I’ve been doing some work this week on implementing another measure to improve the reliability of the sipsorcery dialplan processing. Specifically the measure is to cope with a call worker process becoming unresponsive and refusing to process any more dialplan executions. This issue typically gets manifested as the “Long running dialplan” log message.
I had thought the call worker process “stalls” has been a result of a memory leak in the DLR and that it had been solved by recycling the processes when they had reached a memory allocation of 150MB. However as soon as I put the last post on this blog about stability a call worker process stalled with a memory utilisation less than 150MB.
I suspect as with a lot of tricky software bugs there’s more than one issue here. Stopping the memory leak has definitely improved reliability but there is still something else that can cause a call worker stall and my suspicion is some kind of Ruby dialplan script is able to tie the DLR up in knots and render it incapable of processing any further script executions. Unfortunately I’ve never been able to produce such a script but then I don’t push the limits of Ruby with classes or recursive functions etc. in my own dialplans.
The new measure implemented today is designed to cope with a call worker process stall irrespective of its memory utilisation. So the hope is now that the sipsorcery call processing process is able to cope with anything thrown at it and is 100% reliable.
That’s not to say there are not other things that can go wrong, I’m still none the wiser as to the two incidents a few weeks ago where the Amazon EC2 instance the sipsorcery server was running on seemed to drop off the network and not respond on remote desktop or any other protocol. Thankfully apart from those two cases it hasn’t occurred again. The next reliability measure currently in progress is to have two instances running side by side so that if there is a problem with one the other one will take over.
On a related note I have had to cut off two users in the past two weeks for inappropriate use. One for trying to brute force a provider by running a dialplan script that cycled through usernames to see if any had a password of 1234. The second one wa for blasting the sipsorcery server with a constant volume of calls. The calls weren’t forwarded to a provider since user’s providers weren’t set up properly but it resulted in a 10% rise in the base CPU utilisation which has a small but noticeable impact on other user’s calls. It also means when I’m watching the sipsorcery call activity there’s a continuous stream of log messages which is painful.

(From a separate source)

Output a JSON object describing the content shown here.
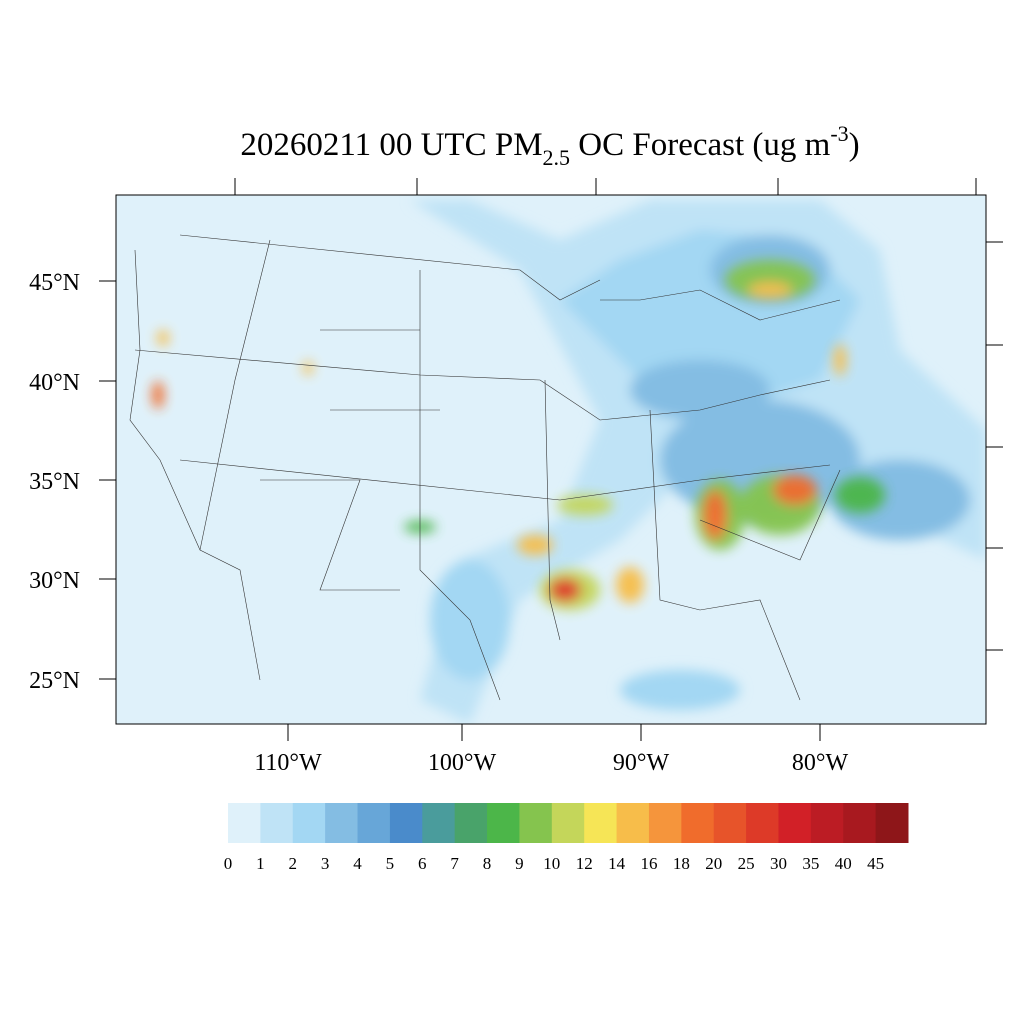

With cases where an obvious hack attempt is being made the account will be terminated immediately. If you’re planning on scripting up some elaborate dialplan to hack SIP Providers with sipsorcery you will be wasting a lot of time on your dialplan development as your account will get removed. With the second case and similar ones I will attempt to notify the user via email and give them a chance to fix their account and will re-activate the account if they later respond.